Trading at Lower Level: AMP Limited (ASX: AMP) is a provider of life insurance, superannuation, pensions and other financial services. The market capitalisation of the company stood at ~A$6.31 Bn as on 10th July 2019. As per the release dated 2nd July 2019, AMP Limited and its related bodies corporate have become an initial substantial holder in Otto Energy Ltd with the voting power of 5.01% on 28th June 2019. In the release dated 14th June 2019, AMP noted the announcement by Australian Prudential Regulation Authority regarding the imposing of directions as well as additional conditions on the Registrable Superannuation Entity (or RSE) licences of AMP’s superannuation trustees i.e. AMP Superannuation Limited and NM Superannuation Proprietary Limited.

The Australian wealth management AUM witnessed a rise of 5% to A$129.3 Bn in Q1 FY19, with positive investment markets offsetting weaker cash inflows.


Asset Under Management (Source: Company Reports)

Future Aspects: The 2019 priorities revolve around transforming Australian wealth management and grow New Zealand wealth management. Additionally, the priorities also include maintaining the growth momentum in the AMP Capital.

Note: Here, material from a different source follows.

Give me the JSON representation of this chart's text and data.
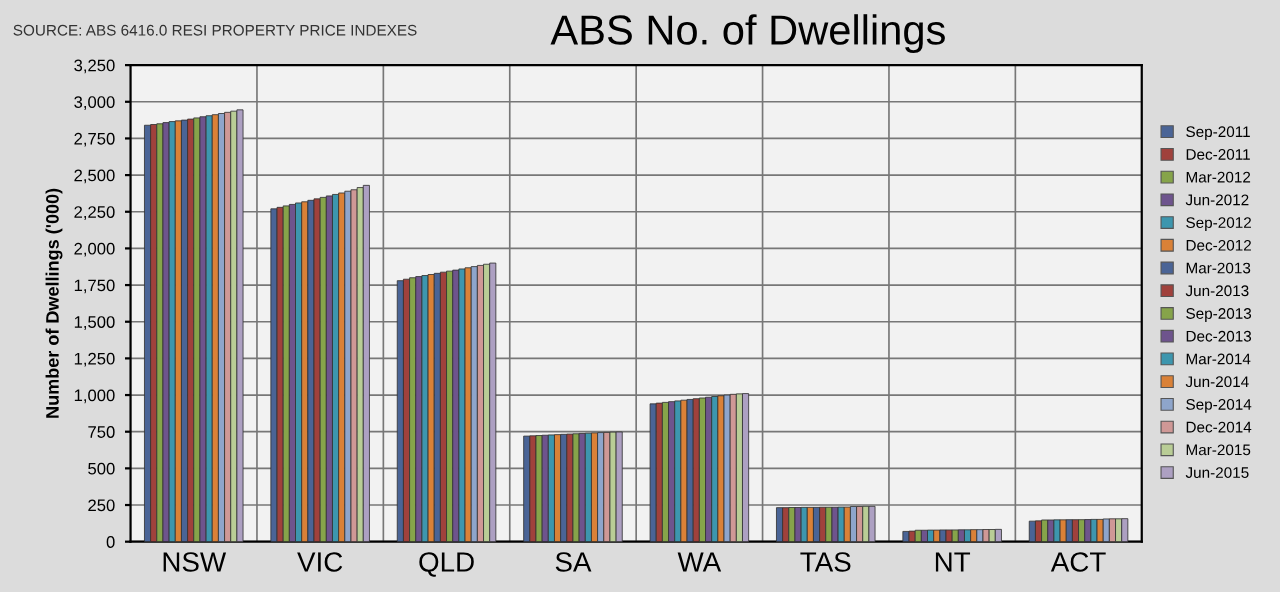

Stock Recommendation: The annual dividend yield of AMP Limited stood at 6.54%, which is better than the industry median of 5.3%. On the stock performance front, it generated negative returns of 1.83% and 16.41% in the time span of three months and six months, respectively. Currently, the scrip is trading slightly towards a 52-week lower level of $2.000 with higher PE multiple of 214.0x. Hence, considering the mix scenario and looking at the current trading level, we have a wait and watch view on the stock at the current market price of A$2.140 per share.